Your networks underpin the operation of all your IT and networks are often assumed to just work.
Nevertheless, they may contain a considerable amount of sub-optimal configuration, faulty operation due to bugs and sometimes areas of poor design. It may have had a large number of changes or upgrades that in the short term improve functionality, but in the long term make operation more prone to failure.
In effect, all changes, regardless of their source, will move the operation of the network. This is similar to how the centre of gravity can change on an aircraft depending on how it is loaded and can impact its flight characteristics.
Changes, unless carefully planned, can raise doubt about how the network will operate and what the network will do as the use of the system changes.
Good Management is Key
Modern networks are very powerful complex systems; they can establish the fastest routes between end points, manage traffic priorities and provide levels of resilience that should mean that a network is entirely reliable and incredibly efficient.
However, when things go wrong it can be a challenge to untangle what is actually happening, and of course the more complex or sophisticated the network setup, the greater the problems in management, monitoring, fault finding and repair.
- The network design is crucial. If the design does not encompass your needs then it simply will not support what you are doing.
- Someone needs to understand your network design, otherwise you cannot determine if it is behaving as designed.
- Something needs to monitor your network so you can see if it is performing properly.
- Someone needs to watch the monitoring and understand what is happening.
Even if you do all of the above, things still can and often will go wrong. The thing we see is that monitoring is great, but it doesn't always reflect total reality; some of the layers of complexity may not be visible to monitoring, so you could be closer to failure than you might think.
Sophistication and Complexity
Modern network and systems designs, for entirely laudable reasons, often include various layers of resilience, clustering or load-balancing across different resources, be that Servers, Switches, Links and so on.
These design features are intended to provide greater certainty that the overall system can survive a fault with any single component, or better spread the application load across multiple resources.

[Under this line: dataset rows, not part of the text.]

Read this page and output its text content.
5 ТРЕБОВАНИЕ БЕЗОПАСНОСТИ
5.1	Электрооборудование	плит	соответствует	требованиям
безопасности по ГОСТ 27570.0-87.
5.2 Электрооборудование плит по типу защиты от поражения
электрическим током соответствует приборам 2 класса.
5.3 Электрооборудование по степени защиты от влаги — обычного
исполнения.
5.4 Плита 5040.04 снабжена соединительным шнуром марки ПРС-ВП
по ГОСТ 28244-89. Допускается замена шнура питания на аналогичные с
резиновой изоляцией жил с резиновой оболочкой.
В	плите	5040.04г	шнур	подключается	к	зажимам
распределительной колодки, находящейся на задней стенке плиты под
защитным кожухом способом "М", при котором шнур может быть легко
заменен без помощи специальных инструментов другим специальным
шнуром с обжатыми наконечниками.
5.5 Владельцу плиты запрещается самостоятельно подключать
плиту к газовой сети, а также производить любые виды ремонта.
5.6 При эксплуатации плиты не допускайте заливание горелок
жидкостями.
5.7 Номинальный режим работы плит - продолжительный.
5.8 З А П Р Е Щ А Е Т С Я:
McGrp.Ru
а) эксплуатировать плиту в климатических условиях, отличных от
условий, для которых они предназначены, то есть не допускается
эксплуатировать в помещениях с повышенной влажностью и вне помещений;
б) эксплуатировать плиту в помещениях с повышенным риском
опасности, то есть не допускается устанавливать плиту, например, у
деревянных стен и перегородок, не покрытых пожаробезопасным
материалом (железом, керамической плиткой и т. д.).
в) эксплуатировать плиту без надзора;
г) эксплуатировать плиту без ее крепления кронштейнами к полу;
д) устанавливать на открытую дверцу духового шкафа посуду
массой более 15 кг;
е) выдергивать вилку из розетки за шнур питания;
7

On numerous occasions, we have found the design doesn't necessarily match the configured reality.
On other occasions, the situation is more subtle, and the configuration or even the underlying network protocols themselves fail to correctly "failover" under certain "edge cases".
Our experience of such issues suggests that any monitoring system should be careful to be aware of all the underlying protocols that provide such resilience services.
As often as not, for instance, monitoring systems provide very simplistic views of bandwidth usage and (for example) whether or not a multi-circuit link is entirely broken - this may well not be sufficient to highlight the sort of protocol issues that mask the true behaviour of the network.
Reducing Doubt and Uncertainty
There are some simple points to keep in mind when designing, building or upgrading networks to reduce doubt and uncertainty:
- Always ensure you can monitor any network device that you install, and that you can access a log of its ongoing operation.
- Understand the limitations of your monitoring.
- When making use of a network device feature - such as a Load-Balancing or Routing Protocol - check that you can monitor that feature itself
- Unless you test it, no amount of monitoring or resilience design will guarantee operation when a failover occurs.